Lebanon teeters on edge of civil war
Sectarian fighting rocked the Lebanese capital for a third day on Friday as the country teetered on the brink of a new civil war, prompting urgent appeals for calm from the international community.world Updated: May 09, 2008 12:11 IST
Sectarian fighting rocked the Lebanese capital for a third day on Friday as the country teetered on the brink of a new civil war, prompting urgent appeals for calm from the international community.
Sporadic gunfire and the thump of exploding rocket-propelled grenades could be heard through the night in various parts of west Beirut, where the fighting was concentrated between Sunni militants loyal to the Western-backed government and supporters of the Hezbollah-led opposition.
At least seven people were reported dead and dozens injured in fierce gunbattles that erupted after Hezbollah chief Hassan Nasrallah declared that a government crackdown on his group was tantamount to a declaration of war.
Armed militants could be seen walking about or hiding in buildings in the otherwise deserted streets of Beirut as gunfire rang out, in scenes ominously reminiscent of the 1975-1990 civil war.
The international community launched urgent appeals for calm in the deeply divided country amid fears of a descent into chaos after a bitter 18-month power struggle.
The managing editor of Al-Mustaqbal newspaper, which is run by the pro-government Future Movement, told AFP that opposition gunmen had circled the paper's building in west Beirut early Friday, firing guns and rocket-propelled grenades and setting fire to the fourth floor of the six-storey building.
"There are a number of journalists and officials inside the building but luckily no one has been injured," George Bkassini said. He said troops arrived in the area shortly after the incident.
Air traffic, meanwhile, was set to be paralyzed for the third straight day with no flights scheduled to land or take off from Beirut international airport, an airport official said.
The United States delivered a blunt warning to the Iranian- and Syrian-backed Hezbollah to stop its "disruptive activities" while UN Security Council members said they were "deeply concerned" over the crisis.
Nasrallah delivered his fiery speech Thursday, on the second day of anti-government protests which saw supporters of the feuding factions block roads in various parts of the country.
"The (government) decisions are tantamount to a declaration of war and the start of a war... on behalf of the United States and Israel," Nasrallah charged during a rare press conference.
The government on Tuesday launched a probe into a private communications network run by the powerful Shiite movement, which is seen in the West as a terrorist outfit and which critics say has become a "state within a state."
"The hand that touches the weapons of the resistance will be cut off," Nasrallah warned. "We have the right to confront he who starts a war with us by defending our rights and our weapons."

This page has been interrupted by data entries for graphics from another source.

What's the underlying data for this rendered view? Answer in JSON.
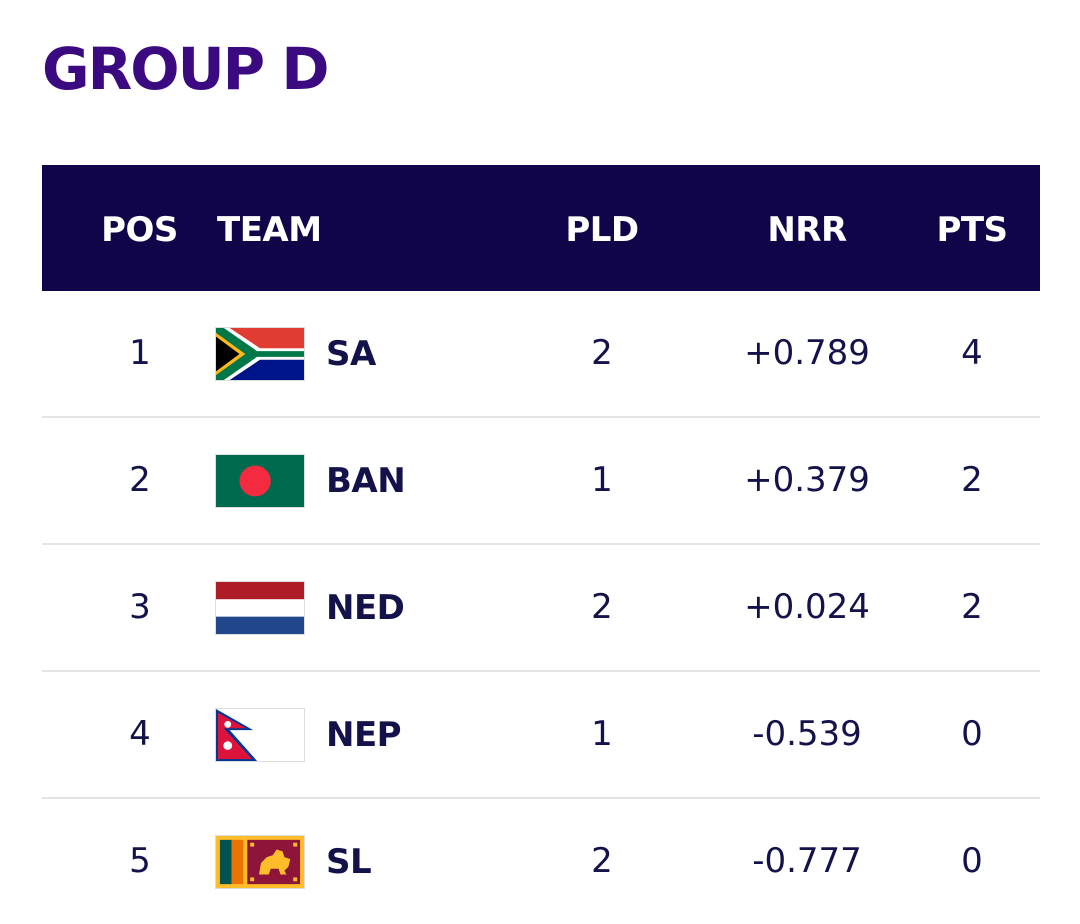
{
  "title": "GROUP D",
  "headers": {
    "pos": "POS",
    "team": "TEAM",
    "pld": "PLD",
    "nrr": "NRR",
    "pts": "PTS"
  },
  "rows": [
    {
      "pos": "1",
      "team": "SA",
      "flag": "south-africa-flag-icon",
      "pld": "2",
      "nrr": "+0.789",
      "pts": "4"
    },
    {
      "pos": "2",
      "team": "BAN",
      "flag": "bangladesh-flag-icon",
      "pld": "1",
      "nrr": "+0.379",
      "pts": "2"
    },
    {
      "pos": "3",
      "team": "NED",
      "flag": "netherlands-flag-icon",
      "pld": "2",
      "nrr": "+0.024",
      "pts": "2"
    },
    {
      "pos": "4",
      "team": "NEP",
      "flag": "nepal-flag-icon",
      "pld": "1",
      "nrr": "-0.539",
      "pts": "0"
    },
    {
      "pos": "5",
      "team": "SL",
      "flag": "sri-lanka-flag-icon",
      "pld": "2",
      "nrr": "-0.777",
      "pts": "0"
    }
  ],
  "colors": {
    "title": "#3b0a80",
    "header_bg": "#11054a",
    "text": "#14124a"
  }
}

Nasrallah said Hezbollah was ready for dialogue but demanded the government rescind its measures against his movement.
Majority leader Saad Hariri made a television appeal to calm the situation saying the army could be put in charge of the decision on the communication network.
"My appeal to you and to myself as well. the appeal of all Lebanon, is to stop the slide toward civil war, to stop the language of arms and lawlessness," Hariri said.

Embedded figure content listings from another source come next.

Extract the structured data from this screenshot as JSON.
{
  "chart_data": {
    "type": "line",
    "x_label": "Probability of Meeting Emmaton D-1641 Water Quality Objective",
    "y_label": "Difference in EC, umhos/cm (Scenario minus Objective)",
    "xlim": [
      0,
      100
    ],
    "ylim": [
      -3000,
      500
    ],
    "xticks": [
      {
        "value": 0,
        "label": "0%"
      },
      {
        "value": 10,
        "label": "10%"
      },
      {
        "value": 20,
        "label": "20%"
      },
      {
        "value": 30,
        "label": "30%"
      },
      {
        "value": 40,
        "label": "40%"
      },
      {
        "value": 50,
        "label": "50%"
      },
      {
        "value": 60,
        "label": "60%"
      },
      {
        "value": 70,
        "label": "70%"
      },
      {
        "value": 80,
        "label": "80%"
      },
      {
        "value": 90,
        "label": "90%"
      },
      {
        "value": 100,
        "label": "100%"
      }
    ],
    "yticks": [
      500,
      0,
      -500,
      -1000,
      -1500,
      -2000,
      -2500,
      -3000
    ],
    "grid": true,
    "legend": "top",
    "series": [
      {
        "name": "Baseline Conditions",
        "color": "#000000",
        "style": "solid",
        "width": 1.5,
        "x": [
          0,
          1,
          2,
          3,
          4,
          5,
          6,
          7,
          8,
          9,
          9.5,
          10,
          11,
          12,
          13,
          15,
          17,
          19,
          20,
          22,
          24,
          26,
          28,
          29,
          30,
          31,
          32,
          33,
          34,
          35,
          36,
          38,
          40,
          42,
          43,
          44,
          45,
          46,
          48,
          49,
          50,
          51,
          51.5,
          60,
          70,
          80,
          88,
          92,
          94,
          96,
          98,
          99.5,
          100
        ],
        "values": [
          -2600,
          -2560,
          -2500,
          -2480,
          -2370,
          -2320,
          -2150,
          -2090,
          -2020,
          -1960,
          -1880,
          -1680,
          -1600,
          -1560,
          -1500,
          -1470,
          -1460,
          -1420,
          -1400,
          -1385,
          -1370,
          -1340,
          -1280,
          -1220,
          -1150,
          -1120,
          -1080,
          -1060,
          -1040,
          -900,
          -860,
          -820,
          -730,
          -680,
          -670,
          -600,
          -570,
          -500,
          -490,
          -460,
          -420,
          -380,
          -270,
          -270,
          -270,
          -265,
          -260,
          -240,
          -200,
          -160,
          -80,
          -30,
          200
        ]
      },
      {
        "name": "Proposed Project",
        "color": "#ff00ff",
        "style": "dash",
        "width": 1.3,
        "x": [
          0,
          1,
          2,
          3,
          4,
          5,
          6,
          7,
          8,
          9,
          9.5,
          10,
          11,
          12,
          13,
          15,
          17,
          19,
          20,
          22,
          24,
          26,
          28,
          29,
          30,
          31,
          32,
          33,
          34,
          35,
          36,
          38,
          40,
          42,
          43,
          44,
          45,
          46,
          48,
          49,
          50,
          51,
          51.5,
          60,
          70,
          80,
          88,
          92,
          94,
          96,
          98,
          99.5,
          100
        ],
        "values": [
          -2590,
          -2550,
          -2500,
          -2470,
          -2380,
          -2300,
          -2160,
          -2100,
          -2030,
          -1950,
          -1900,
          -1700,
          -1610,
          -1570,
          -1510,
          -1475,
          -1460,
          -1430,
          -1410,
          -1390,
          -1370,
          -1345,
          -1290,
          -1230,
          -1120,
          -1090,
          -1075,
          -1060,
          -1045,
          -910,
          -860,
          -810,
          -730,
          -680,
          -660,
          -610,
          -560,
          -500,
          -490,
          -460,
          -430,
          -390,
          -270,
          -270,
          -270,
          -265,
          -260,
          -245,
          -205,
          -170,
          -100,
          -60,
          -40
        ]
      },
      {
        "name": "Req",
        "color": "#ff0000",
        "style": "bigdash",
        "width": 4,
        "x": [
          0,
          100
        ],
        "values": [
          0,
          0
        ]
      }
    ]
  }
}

Underscoring fears of continued instability, people rushed to stores to stockpile food and bread, while the United Arab Emirates began evacuating its nationals from Beirut.
"Hezbollah needs to make a choice: Be a terrorist organisation or be a political party, but quit trying to be both," said US national security council spokesman Gordon Johndroe. "They need to stop their disruptive activities now."

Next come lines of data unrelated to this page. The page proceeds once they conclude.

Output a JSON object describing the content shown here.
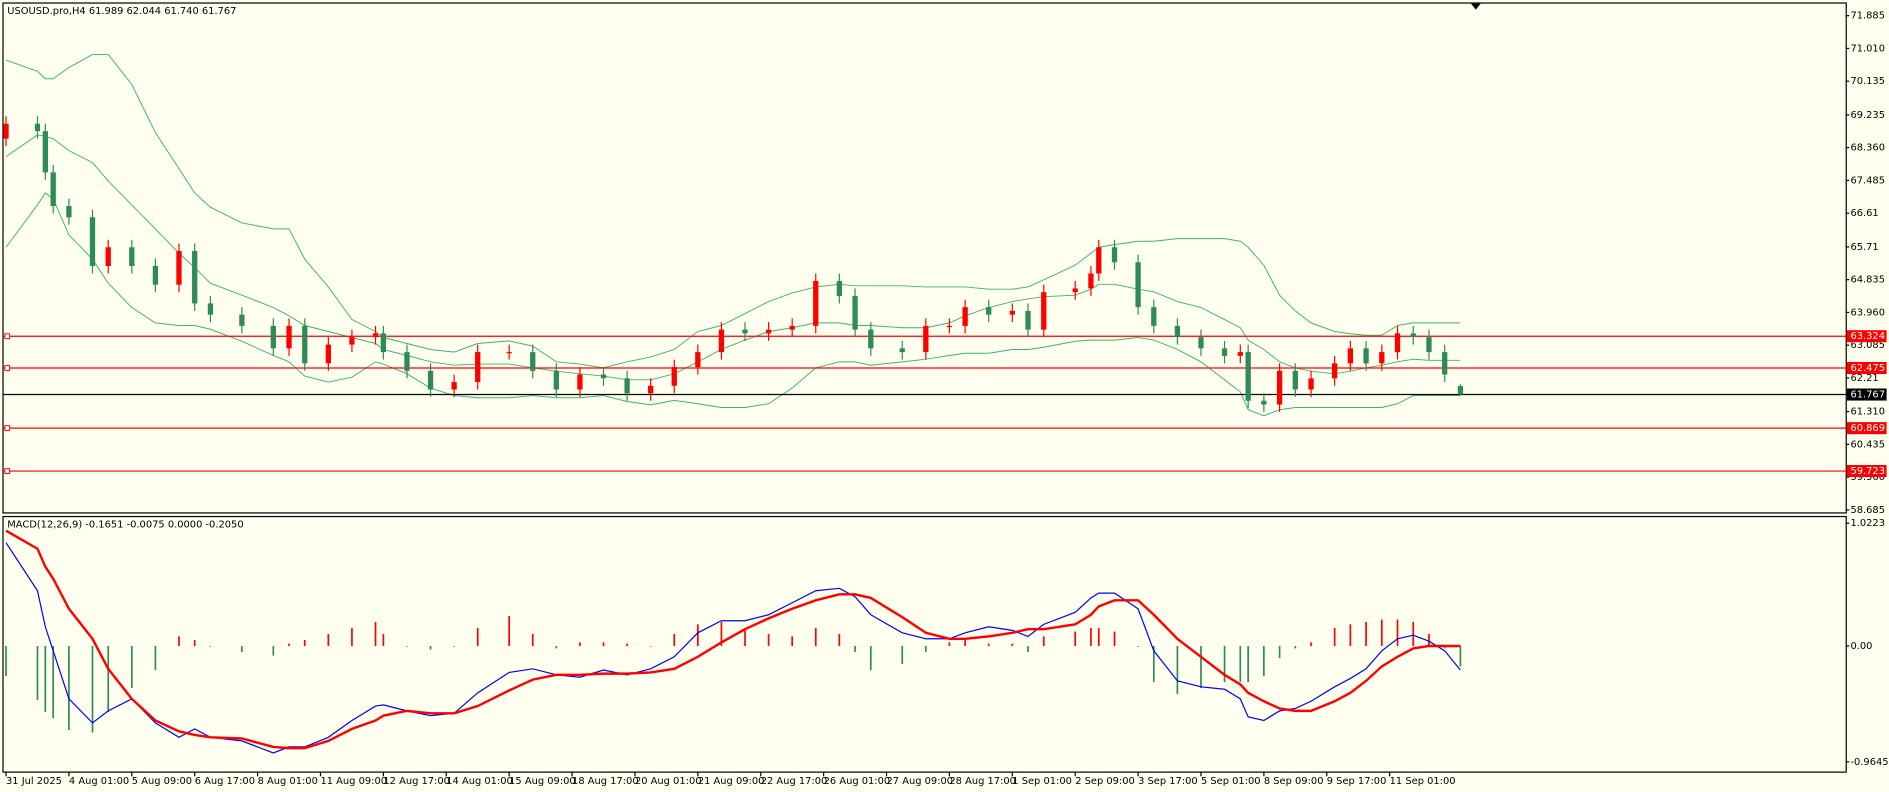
{
  "chart_data": [
    {
      "type": "candlestick",
      "title": "USOUSD.pro,H4  61.989 62.044 61.740 61.767",
      "x": [
        0,
        4,
        5,
        6,
        8,
        11,
        13,
        16,
        19,
        22,
        24,
        26,
        30,
        34,
        36,
        38,
        41,
        44,
        47,
        48,
        51,
        54,
        57,
        60,
        64,
        67,
        70,
        73,
        76,
        79,
        82,
        85,
        88,
        91,
        94,
        97,
        100,
        103,
        106,
        108,
        110,
        114,
        117,
        120,
        122,
        125,
        128,
        130,
        132,
        136,
        138,
        139,
        141,
        144,
        146,
        149,
        152,
        155,
        157,
        158,
        160,
        162,
        164,
        166,
        169,
        171,
        173,
        175,
        177,
        179,
        181,
        183,
        185
      ],
      "open": [
        68.6,
        69.0,
        68.8,
        67.7,
        66.8,
        66.5,
        65.2,
        65.7,
        65.2,
        64.7,
        65.6,
        64.2,
        63.9,
        63.6,
        63.0,
        63.6,
        62.6,
        63.1,
        63.3,
        63.4,
        62.9,
        62.4,
        61.9,
        62.1,
        62.9,
        62.9,
        62.4,
        61.9,
        62.3,
        62.2,
        61.8,
        62.0,
        62.5,
        62.9,
        63.5,
        63.4,
        63.5,
        63.6,
        64.8,
        64.4,
        63.5,
        63.0,
        62.9,
        63.6,
        63.6,
        64.1,
        63.9,
        64.0,
        63.5,
        64.5,
        64.6,
        65.0,
        65.7,
        65.3,
        64.1,
        63.6,
        63.3,
        63.0,
        62.8,
        62.9,
        61.6,
        61.5,
        62.4,
        61.9,
        62.2,
        62.6,
        63.0,
        62.6,
        62.9,
        63.4,
        63.3,
        62.9,
        61.989
      ],
      "high": [
        69.2,
        69.2,
        69.0,
        67.9,
        67.0,
        66.7,
        65.9,
        65.9,
        65.4,
        65.8,
        65.8,
        64.4,
        64.1,
        63.8,
        63.8,
        63.8,
        63.3,
        63.5,
        63.6,
        63.6,
        63.1,
        62.6,
        62.3,
        63.1,
        63.1,
        63.1,
        62.6,
        62.5,
        62.5,
        62.4,
        62.2,
        62.7,
        63.1,
        63.7,
        63.7,
        63.7,
        63.8,
        65.0,
        65.0,
        64.6,
        63.7,
        63.2,
        63.8,
        63.8,
        64.3,
        64.3,
        64.2,
        64.2,
        64.7,
        64.8,
        65.2,
        65.9,
        65.9,
        65.5,
        64.3,
        63.8,
        63.5,
        63.2,
        63.1,
        63.1,
        61.8,
        62.6,
        62.6,
        62.4,
        62.8,
        63.2,
        63.2,
        63.1,
        63.6,
        63.6,
        63.5,
        63.1,
        62.044
      ],
      "low": [
        68.4,
        68.6,
        67.5,
        66.6,
        66.3,
        65.0,
        65.0,
        65.0,
        64.5,
        64.5,
        64.0,
        63.7,
        63.4,
        62.8,
        62.8,
        62.4,
        62.4,
        62.9,
        63.1,
        62.7,
        62.2,
        61.7,
        61.7,
        61.9,
        62.7,
        62.2,
        61.7,
        61.7,
        62.0,
        61.6,
        61.6,
        61.8,
        62.3,
        62.7,
        63.2,
        63.2,
        63.3,
        63.4,
        64.2,
        63.3,
        62.8,
        62.7,
        62.7,
        63.4,
        63.4,
        63.7,
        63.7,
        63.3,
        63.3,
        64.3,
        64.4,
        64.8,
        65.1,
        63.9,
        63.4,
        63.1,
        62.8,
        62.6,
        62.6,
        61.4,
        61.3,
        61.3,
        61.7,
        61.7,
        62.0,
        62.4,
        62.4,
        62.4,
        62.7,
        63.1,
        62.7,
        62.1,
        61.74
      ],
      "close": [
        69.0,
        68.8,
        67.7,
        66.8,
        66.5,
        65.2,
        65.7,
        65.2,
        64.7,
        65.6,
        64.2,
        63.9,
        63.6,
        63.0,
        63.6,
        62.6,
        63.1,
        63.3,
        63.4,
        62.9,
        62.4,
        61.9,
        62.1,
        62.9,
        62.9,
        62.4,
        61.9,
        62.3,
        62.2,
        61.8,
        62.0,
        62.5,
        62.9,
        63.5,
        63.4,
        63.5,
        63.6,
        64.8,
        64.4,
        63.5,
        63.0,
        62.9,
        63.6,
        63.6,
        64.1,
        63.9,
        64.0,
        63.5,
        64.5,
        64.6,
        65.0,
        65.7,
        65.3,
        64.1,
        63.6,
        63.3,
        63.0,
        62.8,
        62.9,
        61.6,
        61.5,
        62.4,
        61.9,
        62.2,
        62.6,
        63.0,
        62.6,
        62.9,
        63.4,
        63.3,
        62.9,
        62.3,
        61.767
      ],
      "up_color": "#ff0000",
      "down_color": "#2e8b57",
      "bands": [
        {
          "color": "#3cb371",
          "values": [
            70.7,
            70.4,
            70.2,
            70.2,
            70.5,
            70.85,
            70.85,
            70.05,
            68.76,
            67.8,
            67.15,
            66.77,
            66.35,
            66.19,
            66.19,
            65.38,
            64.64,
            63.77,
            63.45,
            63.29,
            63.13,
            62.97,
            62.9,
            63.13,
            63.2,
            63.06,
            62.64,
            62.58,
            62.48,
            62.64,
            62.77,
            62.97,
            63.45,
            63.61,
            63.93,
            64.25,
            64.48,
            64.64,
            64.71,
            64.67,
            64.67,
            64.67,
            64.64,
            64.64,
            64.64,
            64.58,
            64.58,
            64.64,
            64.83,
            65.22,
            65.54,
            65.7,
            65.77,
            65.86,
            65.86,
            65.93,
            65.93,
            65.93,
            65.86,
            65.7,
            65.22,
            64.42,
            64.0,
            63.68,
            63.45,
            63.39,
            63.35,
            63.35,
            63.61,
            63.68,
            63.68,
            63.68,
            63.68
          ]
        },
        {
          "color": "#3cb371",
          "values": [
            68.12,
            68.7,
            68.66,
            68.6,
            68.28,
            67.96,
            67.47,
            66.83,
            66.19,
            65.54,
            65.16,
            64.74,
            64.42,
            64.09,
            63.87,
            63.61,
            63.45,
            63.29,
            63.13,
            62.97,
            62.81,
            62.64,
            62.55,
            62.58,
            62.58,
            62.48,
            62.39,
            62.32,
            62.26,
            62.16,
            62.16,
            62.32,
            62.64,
            62.97,
            63.22,
            63.45,
            63.55,
            63.68,
            63.68,
            63.61,
            63.61,
            63.55,
            63.55,
            63.68,
            63.87,
            64.09,
            64.25,
            64.32,
            64.38,
            64.42,
            64.58,
            64.71,
            64.71,
            64.58,
            64.51,
            64.25,
            64.09,
            63.77,
            63.55,
            63.22,
            62.97,
            62.64,
            62.48,
            62.39,
            62.32,
            62.39,
            62.48,
            62.55,
            62.64,
            62.71,
            62.68,
            62.68,
            62.68
          ]
        },
        {
          "color": "#3cb371",
          "values": [
            65.7,
            66.83,
            67.15,
            66.99,
            66.03,
            65.38,
            64.74,
            64.09,
            63.68,
            63.61,
            63.61,
            63.51,
            63.19,
            62.81,
            62.64,
            62.26,
            62.1,
            62.23,
            62.64,
            62.58,
            62.32,
            61.94,
            61.74,
            61.68,
            61.68,
            61.74,
            61.68,
            61.68,
            61.74,
            61.58,
            61.49,
            61.61,
            61.52,
            61.42,
            61.42,
            61.52,
            61.94,
            62.48,
            62.64,
            62.64,
            62.55,
            62.64,
            62.71,
            62.81,
            62.87,
            62.87,
            62.97,
            62.97,
            63.03,
            63.19,
            63.22,
            63.22,
            63.22,
            63.29,
            63.22,
            62.97,
            62.64,
            62.16,
            61.84,
            61.36,
            61.2,
            61.36,
            61.42,
            61.42,
            61.42,
            61.42,
            61.42,
            61.42,
            61.52,
            61.74,
            61.74,
            61.74,
            61.74
          ]
        }
      ],
      "hlines": [
        {
          "value": 63.324,
          "color": "#ff0000"
        },
        {
          "value": 62.475,
          "color": "#ff0000"
        },
        {
          "value": 60.869,
          "color": "#ff0000"
        },
        {
          "value": 59.723,
          "color": "#ff0000"
        }
      ],
      "price_line_color": "#000000",
      "xlim": [
        0,
        234
      ],
      "ylim": [
        58.685,
        71.885
      ],
      "yticks": [
        71.885,
        {
          "value": 71.01,
          "label": "71.010"
        },
        70.135,
        69.235,
        {
          "value": 68.36,
          "label": "68.360"
        },
        67.485,
        66.61,
        65.71,
        64.835,
        {
          "value": 63.96,
          "label": "63.960"
        },
        63.085,
        62.21,
        {
          "value": 61.31,
          "label": "61.310"
        },
        60.435,
        {
          "value": 59.56,
          "label": "59.560"
        },
        58.685
      ]
    },
    {
      "type": "macd",
      "title": "MACD(12,26,9) -0.1651 -0.0075 0.0000 -0.2050",
      "histogram": {
        "up_color": "#ff0000",
        "down_color": "#2e8b57",
        "values": [
          -0.25,
          -0.45,
          -0.55,
          -0.6,
          -0.7,
          -0.72,
          -0.55,
          -0.35,
          -0.2,
          0.08,
          0.05,
          0,
          -0.05,
          -0.08,
          0.02,
          0.05,
          0.1,
          0.15,
          0.2,
          0.1,
          0,
          -0.03,
          0,
          0.15,
          0.25,
          0.1,
          -0.02,
          0.03,
          0.03,
          0.02,
          0,
          0.1,
          0.18,
          0.2,
          0.15,
          0.1,
          0.08,
          0.15,
          0.1,
          -0.05,
          -0.2,
          -0.15,
          -0.05,
          0.03,
          0.05,
          0.02,
          0.02,
          -0.05,
          0.08,
          0.12,
          0.15,
          0.15,
          0.12,
          0,
          -0.3,
          -0.4,
          -0.35,
          -0.3,
          -0.3,
          -0.3,
          -0.25,
          -0.1,
          -0.02,
          0.03,
          0.15,
          0.18,
          0.2,
          0.22,
          0.22,
          0.2,
          0.1,
          -0.02,
          -0.17
        ]
      },
      "lines": [
        {
          "color": "#0000ff",
          "width": 1,
          "values": [
            0.86,
            0.46,
            0.16,
            -0.04,
            -0.44,
            -0.64,
            -0.54,
            -0.44,
            -0.64,
            -0.76,
            -0.69,
            -0.76,
            -0.79,
            -0.89,
            -0.84,
            -0.84,
            -0.76,
            -0.62,
            -0.5,
            -0.49,
            -0.54,
            -0.58,
            -0.56,
            -0.39,
            -0.22,
            -0.19,
            -0.24,
            -0.26,
            -0.2,
            -0.24,
            -0.19,
            -0.09,
            0.11,
            0.21,
            0.21,
            0.26,
            0.36,
            0.46,
            0.48,
            0.41,
            0.26,
            0.11,
            0.06,
            0.06,
            0.11,
            0.16,
            0.13,
            0.08,
            0.18,
            0.28,
            0.4,
            0.44,
            0.44,
            0.31,
            -0.04,
            -0.29,
            -0.34,
            -0.36,
            -0.44,
            -0.59,
            -0.62,
            -0.54,
            -0.52,
            -0.46,
            -0.34,
            -0.27,
            -0.19,
            -0.04,
            0.06,
            0.09,
            0.04,
            -0.04,
            -0.2
          ]
        },
        {
          "color": "#ff0000",
          "width": 2,
          "values": [
            0.96,
            0.81,
            0.66,
            0.56,
            0.31,
            0.06,
            -0.19,
            -0.44,
            -0.62,
            -0.71,
            -0.74,
            -0.76,
            -0.77,
            -0.84,
            -0.85,
            -0.85,
            -0.79,
            -0.69,
            -0.62,
            -0.58,
            -0.54,
            -0.56,
            -0.56,
            -0.5,
            -0.37,
            -0.28,
            -0.24,
            -0.24,
            -0.23,
            -0.23,
            -0.22,
            -0.19,
            -0.09,
            0.03,
            0.14,
            0.23,
            0.31,
            0.38,
            0.43,
            0.43,
            0.4,
            0.24,
            0.11,
            0.06,
            0.06,
            0.08,
            0.11,
            0.14,
            0.14,
            0.18,
            0.26,
            0.33,
            0.38,
            0.38,
            0.26,
            0.06,
            -0.09,
            -0.24,
            -0.32,
            -0.39,
            -0.46,
            -0.52,
            -0.54,
            -0.54,
            -0.46,
            -0.39,
            -0.29,
            -0.17,
            -0.09,
            -0.02,
            0,
            0,
            0
          ]
        }
      ],
      "xlim": [
        0,
        234
      ],
      "ylim": [
        -0.9645,
        1.0223
      ],
      "yticks": [
        1.0223,
        {
          "value": 0,
          "label": "0.00"
        },
        -0.9645
      ],
      "xticks": [
        {
          "value": 0,
          "label": "31 Jul 2025"
        },
        {
          "value": 8,
          "label": "4 Aug 01:00"
        },
        {
          "value": 16,
          "label": "5 Aug 09:00"
        },
        {
          "value": 24,
          "label": "6 Aug 17:00"
        },
        {
          "value": 32,
          "label": "8 Aug 01:00"
        },
        {
          "value": 40,
          "label": "11 Aug 09:00"
        },
        {
          "value": 48,
          "label": "12 Aug 17:00"
        },
        {
          "value": 56,
          "label": "14 Aug 01:00"
        },
        {
          "value": 64,
          "label": "15 Aug 09:00"
        },
        {
          "value": 72,
          "label": "18 Aug 17:00"
        },
        {
          "value": 80,
          "label": "20 Aug 01:00"
        },
        {
          "value": 88,
          "label": "21 Aug 09:00"
        },
        {
          "value": 96,
          "label": "22 Aug 17:00"
        },
        {
          "value": 104,
          "label": "26 Aug 01:00"
        },
        {
          "value": 112,
          "label": "27 Aug 09:00"
        },
        {
          "value": 120,
          "label": "28 Aug 17:00"
        },
        {
          "value": 128,
          "label": "1 Sep 01:00"
        },
        {
          "value": 136,
          "label": "2 Sep 09:00"
        },
        {
          "value": 144,
          "label": "3 Sep 17:00"
        },
        {
          "value": 152,
          "label": "5 Sep 01:00"
        },
        {
          "value": 160,
          "label": "8 Sep 09:00"
        },
        {
          "value": 168,
          "label": "9 Sep 17:00"
        },
        {
          "value": 176,
          "label": "11 Sep 01:00"
        }
      ]
    }
  ]
}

He said US President George W Bush would discuss the turmoil when he meets Lebanese Prime Minister Fuad Siniora in Egypt next week during a Middle East tour.
Regional powers Egypt and Saudi Arabia voiced support for the Siniora government, and Arab League chief Amr Mussa, who has embarked on several missions to try to resolve the crisis, urged Lebanon's leaders to avoid any further escalation.
Former colonial power France described the renewed fighting as "worrying" and called for restraint, while the EU also told Hezbollah to start playing a "constructive role."
UN Middle East envoy Terje Roed Larsen told the Security Council that Hezbollah's separate paramilitary infrastructure "constitutes a threat to regional peace and security."
The latest unrest erupted on Wednesday during a general strike over price increases and wage demands which quickly degenerated into a confrontation between political rivals.
The long-running political standoff has left the country without a president since November, when pro-Syrian Emile Lahoud stepped down.
While the rival factions have agreed to the election of army chief Michel Sleiman, they disagree on the make-up of the new cabinet and so far 18 sessions of parliament to choose a president have been cancelled.